A Christmas snowfall that blanketed the city and made for a picturesque white Christmas also left travelers stranded at airports, residents without power and commuters dealing with tough road conditions.
The winter storm dumped 9.7 inches in Queens Village, 9.8 inches in Floral Park, 5 inches in Manhattan and 6.1 inches at LaGuardia, according to a National Weather Service spokesman in Albany.
People hoping to either visit relatives or just get home on Christmas Day were stranded at the boroughs airports, with many waiting at LaGuardia, where some passengers still were not booked on a flight the day after the holiday.
Our hotel and dinner cost almost as much as our two tickets, said M. Focazio, who spent $234 on two tickets to Detroit on Spirit Airlines, and then had to spend $170 for a hotel room plus more than $30 on dinner when his flight was canceled because of the weather. This morning, we got here at 9:30 p.m. and they hadnt even booked us on another flight.
Focazio and his wife, who arrived at 10:30 a.m. Christmas Day for a plane to Detroit that morning, were hoping to leave on an afternoon flight more than 24 hours later. But the couple doubted the plane would take off because of previous delays. They had tried to board one plane with mechanical problem and then got on another, which taxied to the runway and then returned to the gate because of the snow.
The couple said some people were stranded at the airport and slept on cots provided by the Port Authority. They said Spirit Airlines had told them they would probably be able to leave New York on the scheduled afternoon flight.
Thats what they told us, but thats what they said about the other ones, he said.
A stranded 23-year-old passenger said after her 4:30 p.m. Christmas AirTran flight was canceled, she waited until 9 a.m. when the airline closed its ticket counters without offering any information.
I have absolutely nothing to do, she said about a flight to Atlanta yet to materialize. Were just waiting.
Alan Hicks, a Port Authority spokesman, said LaGuardia operated with some delays the day after Christmas but that Newark and John F. Kennedy airports were running smoothly.
He said his agency issued about 100 cots on Christmas Day and that LaGuardia had closed its runways but not the terminals.
For those who chose to stay home, however, the problems were different.
Two technical problems on Christmas Day knocked out power to more than 29,000 customers on the Rockaway peninsula for eight minutes, said Long Island Power Authority spokesman Bert Cunningham.
The first incident just before 6 p.m. resulted from a faulty transmission connection cable. It affected 13,783 customers in Rockaway Beach and lasted five hours, Cunningham said. The second took place at 7:42 p.m., and affected 15,650 additional customers, but lasted only about eight minutes, he said.
The main item here is that the repair was made and that the component has been replaced, Cunningham said of the first incident. He said the first outage was possibly weather-related and the second was definitely connected to the winter storm.
Eventually both outages effectively shut down power to the entire Rockaway peninsula, Cunningham said.
Unlike the airports, there were no delays for commuters taking the Long Island Rail Road, said Sam Zambuto, spokesman for the LIRR. He said service was virtually the same throughout the storm, though the snow caused some minor delays.

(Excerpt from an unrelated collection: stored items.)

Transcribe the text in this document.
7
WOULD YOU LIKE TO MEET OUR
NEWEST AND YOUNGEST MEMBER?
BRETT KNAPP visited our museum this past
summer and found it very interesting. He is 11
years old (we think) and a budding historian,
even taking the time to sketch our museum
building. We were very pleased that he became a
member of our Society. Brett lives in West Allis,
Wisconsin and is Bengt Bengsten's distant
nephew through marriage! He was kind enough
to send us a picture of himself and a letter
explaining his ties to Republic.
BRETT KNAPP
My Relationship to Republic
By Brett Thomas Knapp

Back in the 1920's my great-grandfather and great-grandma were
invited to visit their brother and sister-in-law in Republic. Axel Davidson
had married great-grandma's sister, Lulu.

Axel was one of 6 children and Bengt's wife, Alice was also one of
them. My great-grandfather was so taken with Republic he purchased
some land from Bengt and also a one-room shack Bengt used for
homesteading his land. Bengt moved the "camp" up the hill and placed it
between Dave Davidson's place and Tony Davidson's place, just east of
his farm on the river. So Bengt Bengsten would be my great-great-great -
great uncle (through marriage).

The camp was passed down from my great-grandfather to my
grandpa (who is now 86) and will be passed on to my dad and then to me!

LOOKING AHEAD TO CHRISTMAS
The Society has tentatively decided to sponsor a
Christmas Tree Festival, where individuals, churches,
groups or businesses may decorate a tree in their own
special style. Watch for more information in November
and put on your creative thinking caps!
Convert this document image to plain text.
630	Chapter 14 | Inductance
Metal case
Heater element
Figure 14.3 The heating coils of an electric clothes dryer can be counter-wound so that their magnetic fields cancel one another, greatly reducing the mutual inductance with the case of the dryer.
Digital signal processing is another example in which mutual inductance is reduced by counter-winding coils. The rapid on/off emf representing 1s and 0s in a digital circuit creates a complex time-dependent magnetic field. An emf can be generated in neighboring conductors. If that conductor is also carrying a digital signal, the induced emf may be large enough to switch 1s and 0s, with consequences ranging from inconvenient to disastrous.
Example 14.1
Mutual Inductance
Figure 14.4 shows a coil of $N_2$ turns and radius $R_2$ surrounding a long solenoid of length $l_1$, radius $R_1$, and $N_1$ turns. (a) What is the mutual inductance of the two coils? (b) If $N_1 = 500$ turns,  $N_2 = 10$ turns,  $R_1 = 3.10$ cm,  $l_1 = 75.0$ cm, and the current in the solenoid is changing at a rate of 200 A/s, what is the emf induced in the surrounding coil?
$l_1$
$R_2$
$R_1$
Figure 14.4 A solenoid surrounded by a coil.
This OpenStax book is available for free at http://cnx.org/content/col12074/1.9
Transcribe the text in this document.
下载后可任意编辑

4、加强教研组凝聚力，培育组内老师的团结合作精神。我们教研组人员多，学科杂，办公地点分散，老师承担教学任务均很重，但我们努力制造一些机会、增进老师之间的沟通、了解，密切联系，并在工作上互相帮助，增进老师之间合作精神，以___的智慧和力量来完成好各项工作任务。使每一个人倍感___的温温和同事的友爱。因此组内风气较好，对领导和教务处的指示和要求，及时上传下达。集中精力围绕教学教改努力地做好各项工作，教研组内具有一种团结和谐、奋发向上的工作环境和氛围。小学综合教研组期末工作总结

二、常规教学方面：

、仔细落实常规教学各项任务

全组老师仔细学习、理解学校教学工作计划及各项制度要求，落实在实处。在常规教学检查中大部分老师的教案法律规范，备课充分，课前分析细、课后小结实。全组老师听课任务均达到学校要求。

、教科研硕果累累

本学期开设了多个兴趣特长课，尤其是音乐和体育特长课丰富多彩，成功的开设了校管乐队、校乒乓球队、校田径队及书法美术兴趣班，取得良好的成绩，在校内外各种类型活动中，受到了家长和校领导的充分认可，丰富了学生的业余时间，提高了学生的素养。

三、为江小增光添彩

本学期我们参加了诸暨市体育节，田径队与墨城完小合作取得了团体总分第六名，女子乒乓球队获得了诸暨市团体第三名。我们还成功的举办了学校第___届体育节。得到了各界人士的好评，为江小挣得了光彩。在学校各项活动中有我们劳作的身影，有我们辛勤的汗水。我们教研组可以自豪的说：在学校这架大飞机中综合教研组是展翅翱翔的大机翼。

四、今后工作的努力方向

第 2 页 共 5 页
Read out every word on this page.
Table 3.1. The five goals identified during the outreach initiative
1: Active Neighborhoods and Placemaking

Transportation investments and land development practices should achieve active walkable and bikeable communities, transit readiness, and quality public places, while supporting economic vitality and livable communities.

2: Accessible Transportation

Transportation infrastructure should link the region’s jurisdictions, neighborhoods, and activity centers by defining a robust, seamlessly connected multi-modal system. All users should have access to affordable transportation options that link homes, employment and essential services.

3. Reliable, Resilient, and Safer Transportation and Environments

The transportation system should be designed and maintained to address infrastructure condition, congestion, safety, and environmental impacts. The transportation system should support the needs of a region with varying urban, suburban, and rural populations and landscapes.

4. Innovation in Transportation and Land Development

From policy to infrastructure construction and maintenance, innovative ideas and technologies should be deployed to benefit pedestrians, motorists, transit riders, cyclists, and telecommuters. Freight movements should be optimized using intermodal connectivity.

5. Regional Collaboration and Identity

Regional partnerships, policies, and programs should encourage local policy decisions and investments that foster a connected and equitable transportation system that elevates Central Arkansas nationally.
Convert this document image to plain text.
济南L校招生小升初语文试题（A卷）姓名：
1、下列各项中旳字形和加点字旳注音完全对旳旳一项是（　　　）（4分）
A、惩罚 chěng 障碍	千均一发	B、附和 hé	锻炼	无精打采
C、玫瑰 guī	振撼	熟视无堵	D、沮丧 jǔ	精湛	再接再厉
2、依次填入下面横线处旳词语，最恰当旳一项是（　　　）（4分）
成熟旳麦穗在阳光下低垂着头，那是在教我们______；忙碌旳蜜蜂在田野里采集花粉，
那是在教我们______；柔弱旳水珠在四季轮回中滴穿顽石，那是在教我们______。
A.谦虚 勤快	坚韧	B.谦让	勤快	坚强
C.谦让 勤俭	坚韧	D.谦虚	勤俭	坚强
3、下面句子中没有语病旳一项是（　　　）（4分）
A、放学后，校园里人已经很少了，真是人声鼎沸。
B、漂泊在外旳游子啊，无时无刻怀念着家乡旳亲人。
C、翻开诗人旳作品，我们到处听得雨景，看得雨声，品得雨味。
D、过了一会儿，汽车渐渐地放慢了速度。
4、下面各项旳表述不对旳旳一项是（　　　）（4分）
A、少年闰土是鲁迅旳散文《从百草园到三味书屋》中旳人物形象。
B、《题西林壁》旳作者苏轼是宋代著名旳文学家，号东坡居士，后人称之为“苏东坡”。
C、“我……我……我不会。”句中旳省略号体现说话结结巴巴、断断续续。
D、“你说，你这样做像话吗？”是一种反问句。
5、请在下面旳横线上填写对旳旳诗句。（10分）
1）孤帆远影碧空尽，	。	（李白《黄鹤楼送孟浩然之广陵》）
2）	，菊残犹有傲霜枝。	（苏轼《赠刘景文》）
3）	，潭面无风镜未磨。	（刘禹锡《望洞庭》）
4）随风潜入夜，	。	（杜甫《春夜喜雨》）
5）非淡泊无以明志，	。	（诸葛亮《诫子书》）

There were few incidents on roadways in Queens and around the rest of the city, said city Department of Sanitation spokesman Keith Mellis, because officials knew the storm was coming and had sent out some 353 salting trucks to prepare for the worst.
We handled this storm like troupers, said Mellis.
Mellis said although the city has not had such an extensive storm in years, his agency was ready because it conducts training throughout the year to prepare for such events.
The city Department of Transportation, which oversees the Queensborough, Williamsburg, Brooklyn and Manhattan bridges, said commuters were also aided by the de-icing trucks that operated around the clock to ensure there were no major accidents.
Everything was great, said spokeswoman Lisi de Bourbon, Our bridges were great.
De Bourbon said the bridges were clear and commuters had an easier time getting around the city because of the constant salting and plowing by city workers, but also because the city got less snow than the rest of the state.
For those at LaGuardia, however, time passed much slower than for others trying to get around on the roads or railways.
One man heading home to Norfolk, Va., said there was little he could do about when his flight would take off.
Ive just been sleeping, he said about passing the time, not knowing the day after Christmas when his airline would book him on a new flight.